Besançon to L’Isle-sur-Le-Doubs

Besançon to L’Isle-sur-Le-Doubs

A faux-Swiss fish massage?

I could swear we are in Switzerland already. Once we leave the vibrant and bustling Besançon (with a belly full of lunch ice-cream) we find ourselves rolling along beside Le Doubs, with vibrant green vegetation and the ground rising sharply on either side.

Besançon citadel way back there on the way out of town

This is not the sleepy, rural, gently undulating France we have travelled through. This feels different. It looks different. The houses are different. The cows are different. We hear the hum of nearby, busy roads, and above, fighter jets are playing at Top Gun.

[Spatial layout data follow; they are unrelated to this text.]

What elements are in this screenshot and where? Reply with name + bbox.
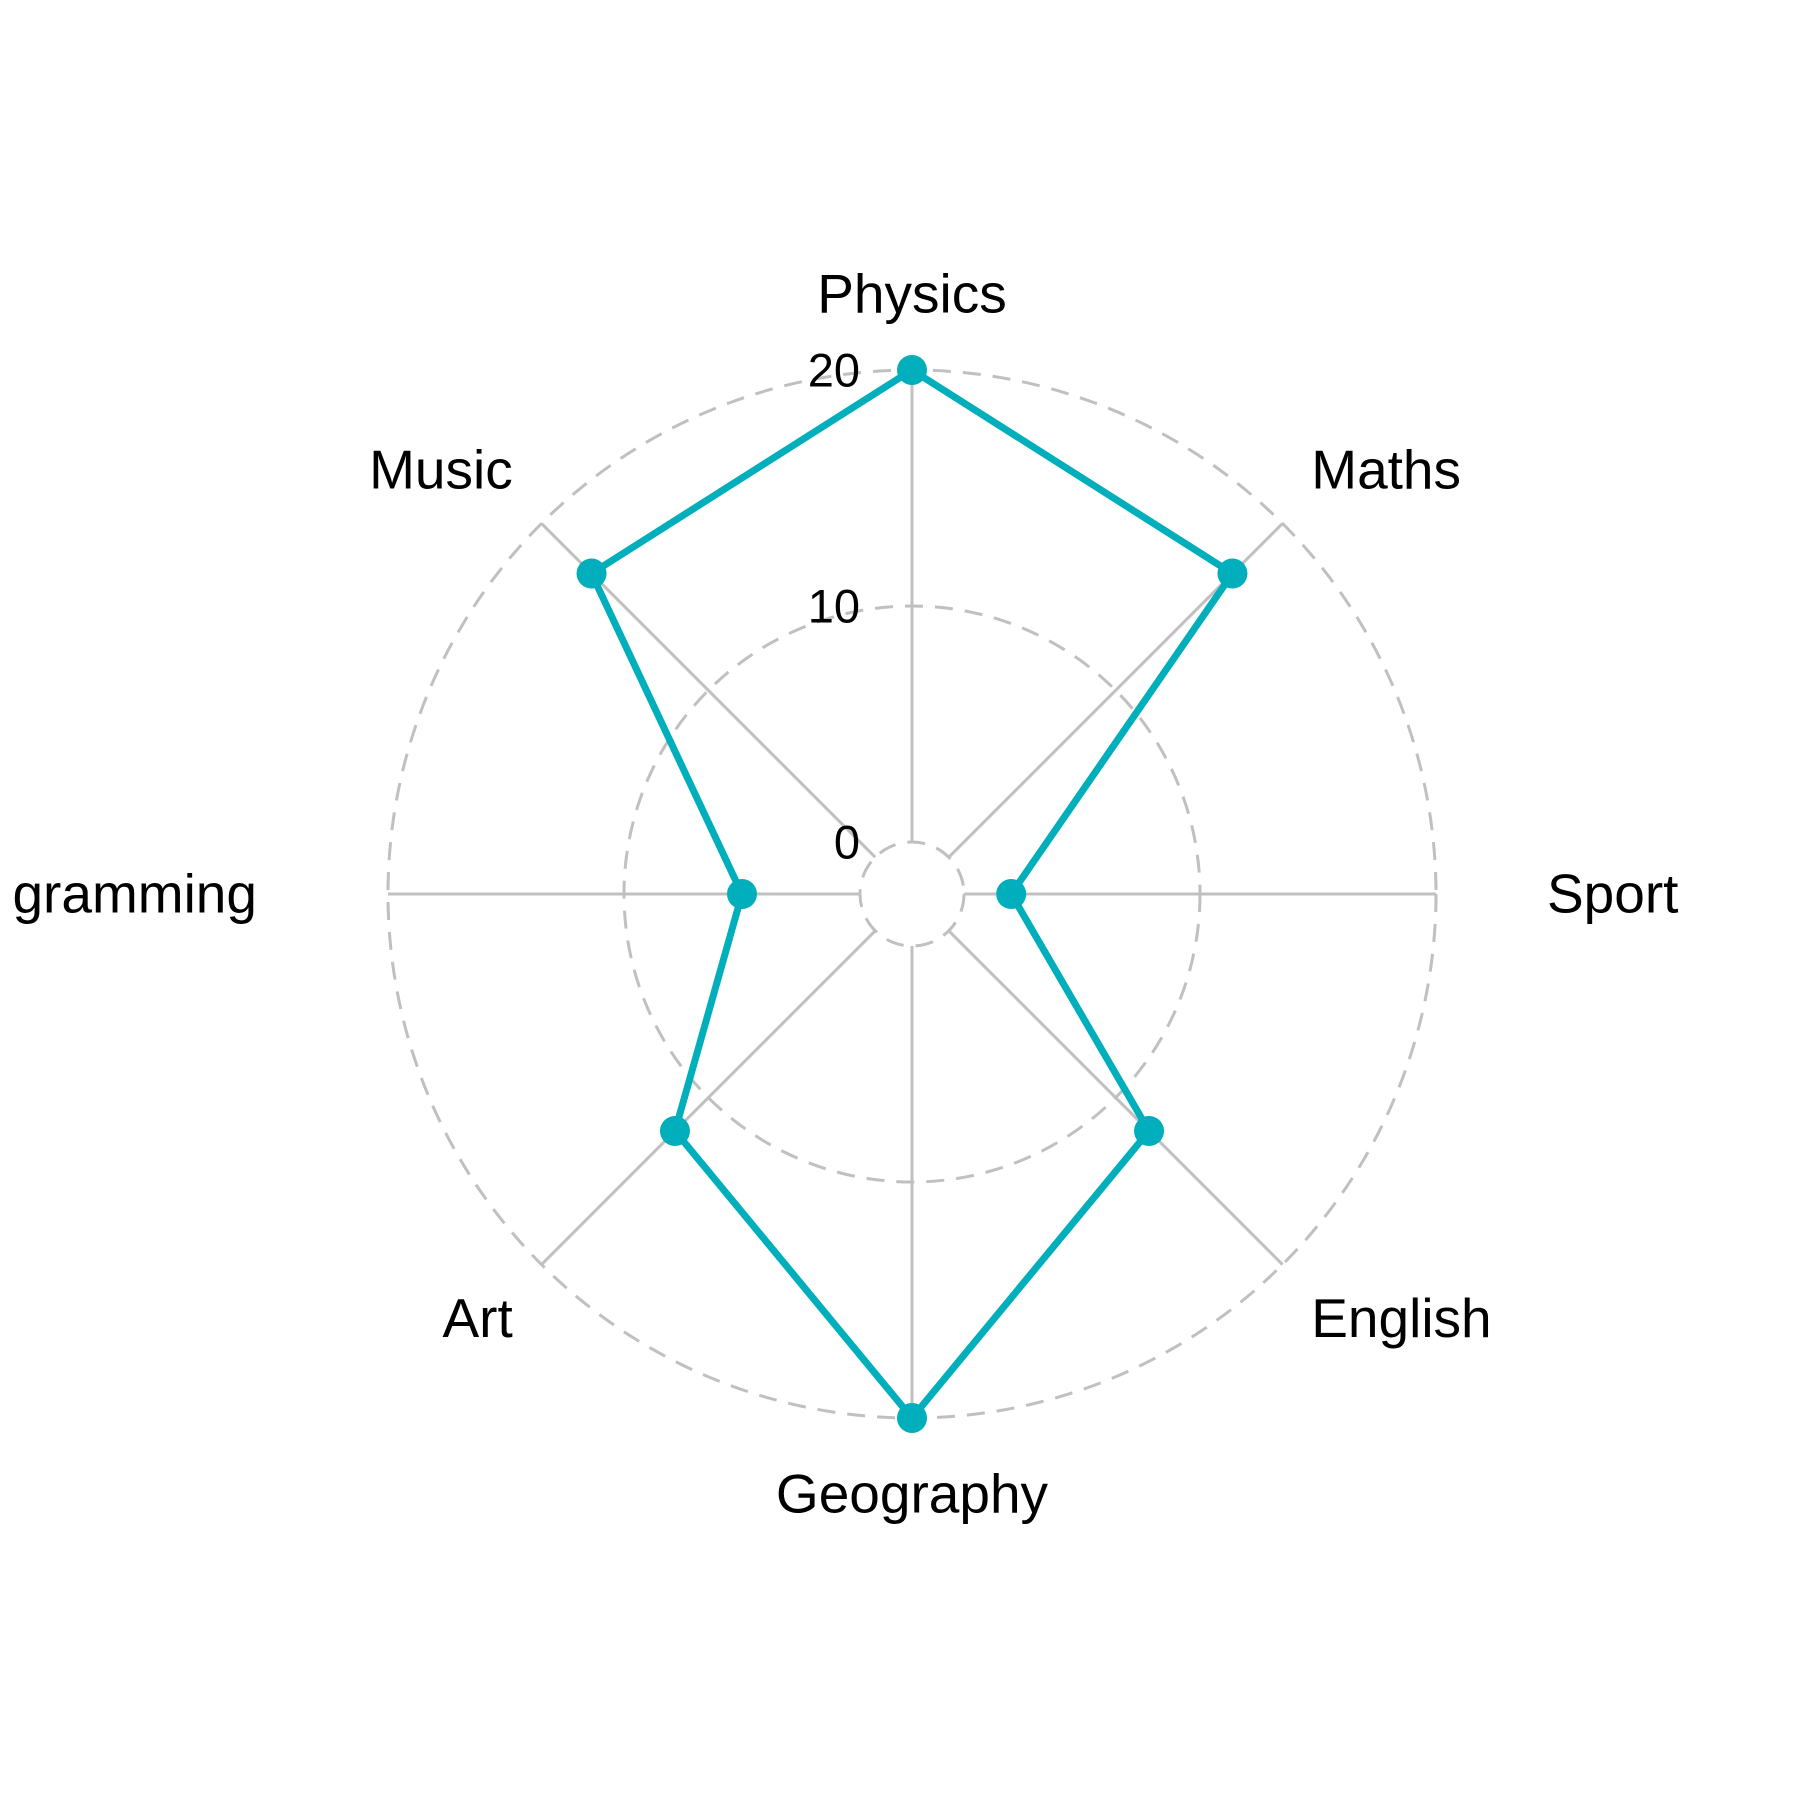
category-label-art: Art xyxy=(442,1287,512,1349)
category-label-english: English xyxy=(1311,1287,1491,1349)
category-label-geography: Geography xyxy=(776,1463,1049,1525)
point-gramming xyxy=(727,879,757,909)
point-physics xyxy=(897,355,927,385)
point-geography xyxy=(897,1403,927,1433)
grid-circle-0 xyxy=(860,842,964,946)
category-label-sport: Sport xyxy=(1547,863,1678,925)
spoke-english xyxy=(949,931,1283,1265)
category-label-physics: Physics xyxy=(817,263,1007,325)
category-label-maths: Maths xyxy=(1311,438,1461,500)
category-label-gramming: gramming xyxy=(12,863,257,925)
axis-spokes xyxy=(388,370,1436,1418)
point-music xyxy=(577,559,607,589)
tick-label-0: 0 xyxy=(834,815,860,868)
point-sport xyxy=(996,879,1026,909)
tick-label-10: 10 xyxy=(808,579,860,632)
point-english xyxy=(1134,1116,1164,1146)
point-art xyxy=(660,1116,690,1146)
tick-label-20: 20 xyxy=(808,343,860,396)
point-maths xyxy=(1217,559,1247,589)
spoke-art xyxy=(541,931,875,1265)
category-label-music: Music xyxy=(369,438,513,500)
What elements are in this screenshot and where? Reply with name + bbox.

It feels like if we are not somewhere yet, we are nearly there. Let’s call it faux-Switzerland.

Our day is rather uneventful, if you call spending a few hours passing through beautiful scenery uneventful. We have a couple of short butt-nutters to climb (it is faux Switzerland after all) one of which does beat me so I have to walk up. There’s a bit of an Orangina drought until we find a open bakery about 15km from home where all the hot and thirsty cyclists seem to congregate.

We’re going well. The day is almost done. There’s only around 10km to go. And then … “Route Barée”.

What to do? Ignore it? Take the signposted déviation? Neil goes ahead a little to see what the issue might be. A young boy comes up to me and says, “Madame,” and a lot of other words I don’t get. I tend to think he is telling me we won’t get through.

We take the déviation. It’s not a nice one. At first it seems OK, gentle and signposted. But then the signposts disappear and when we consult Google maps, the only way to go is up. We (or should I say I) huff up a long and steep – I reckon 8% at its worst – road for about 2km, and then down a pretty awful pot-holed and gravelly road until we hit a decent tarmac road and roll home into L’Isle-sur-le-Doubs.

The high point of the déviation. I call it above the tree line.

Our home tonight is not much to write home about. We have an apartment in this tiny town, right next to a busy railway line. The apartment is large, but not well-appointed. We had to request linen (at extra cost), and on arrival found a pile of folded and damp sheets and towels on a bench. There were others in the closet, but they are the type of towels and sheets you get from your mother when you first move out of home. We scratch enough together to make up a bed and have towels for a badly needed shower.

There’s one place in town to have a beer and one place to get food nearby. It’s take-away pizza for us tonight. At least we have a table to sit at to eat!

The high point of town is the multi-purpose shop where you can get your fish a massage and new lingerie. It’s for sale, so perhaps an opportunity for a budding entrepreneur ????.

Catch a fish, bring it in for a massage and some lingerie

Stats for today:

  • Distance: 67.64km
  • Climb: 235m
  • Average speed: 17.1km/h
  • Average temperature: 26C
  • Moving time: 3:57:26
  • See our ride on Strava

The beer picture

At the end of a day’s ride, our tradition is to enjoy a beer, and to photograph it for posterity. Today’s beer picture was taken at what seemed to be the only place in town where you could get a beer, and only steps away from the only place in town where you could get food (take away pizza).